Polyhymno alcimacha

Scientific classification
- Domain: Eukaryota
- Kingdom: Animalia
- Phylum: Arthropoda
- Class: Insecta
- Order: Lepidoptera
- Family: Gelechiidae
- Genus: Polyhymno
- Species: P. alcimacha
- Binomial name: Polyhymno alcimacha Meyrick, 1918

= Polyhymno alcimacha =

- Authority: Meyrick, 1918

Species of moth

Polyhymno alcimacha is a moth of the family Gelechiidae. It was described by Edward Meyrick in 1918. It is found in India, where it has been recorded from Coimbatore in the south and Assam.

The wingspan is 11–12 mm.
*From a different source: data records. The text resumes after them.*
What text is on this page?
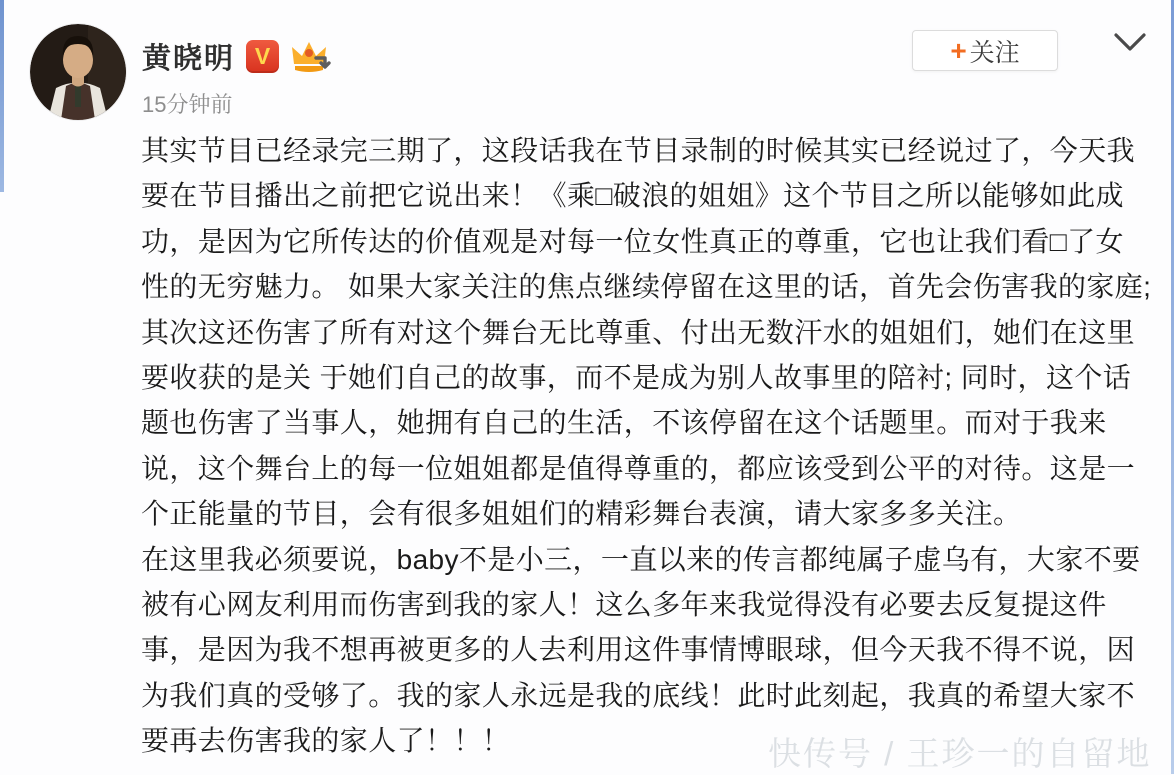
黄晓明 V
15分钟前
+ 关注
其实节目已经录完三期了，这段话我在节目录制的时候其实已经说过了，今天我
要在节目播出之前把它说出来！《乘□破浪的姐姐》这个节目之所以能够如此成
功，是因为它所传达的价值观是对每一位女性真正的尊重，它也让我们看□了女
性的无穷魅力。 如果大家关注的焦点继续停留在这里的话，首先会伤害我的家庭;
其次这还伤害了所有对这个舞台无比尊重、付出无数汗水的姐姐们，她们在这里
要收获的是关 于她们自己的故事，而不是成为别人故事里的陪衬; 同时，这个话
题也伤害了当事人，她拥有自己的生活，不该停留在这个话题里。而对于我来
说，这个舞台上的每一位姐姐都是值得尊重的，都应该受到公平的对待。这是一
个正能量的节目，会有很多姐姐们的精彩舞台表演，请大家多多关注。
在这里我必须要说，baby不是小三，一直以来的传言都纯属子虚乌有，大家不要
被有心网友利用而伤害到我的家人！这么多年来我觉得没有必要去反复提这件
事，是因为我不想再被更多的人去利用这件事情博眼球，但今天我不得不说，因
为我们真的受够了。我的家人永远是我的底线！此时此刻起，我真的希望大家不
要再去伤害我的家人了！！！	快传号 / 王珍一的自留地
The forewings are dark bronzy fuscous with a strong ochreous-white median streak from the base to five-sixths, attenuated to a point posteriorly and with an ochreous-white line along the costa from towards the base to before the middle, then very obliquely to beyond the apex of the median streak, where it is very acutely angulated inwards and joins an ochreous-white line running along the fold from before the middle of the wing to the tornus. The apex and termen are occupied by pale ochreous suffusion and there is an angulated leaden-metallic line from a white mark on costa at three-fourths, the lower half running along the termen. Beyond this is a white spot mostly in the cilia, preceded and followed by minute indistinct whitish strigulae. The hindwings are grey.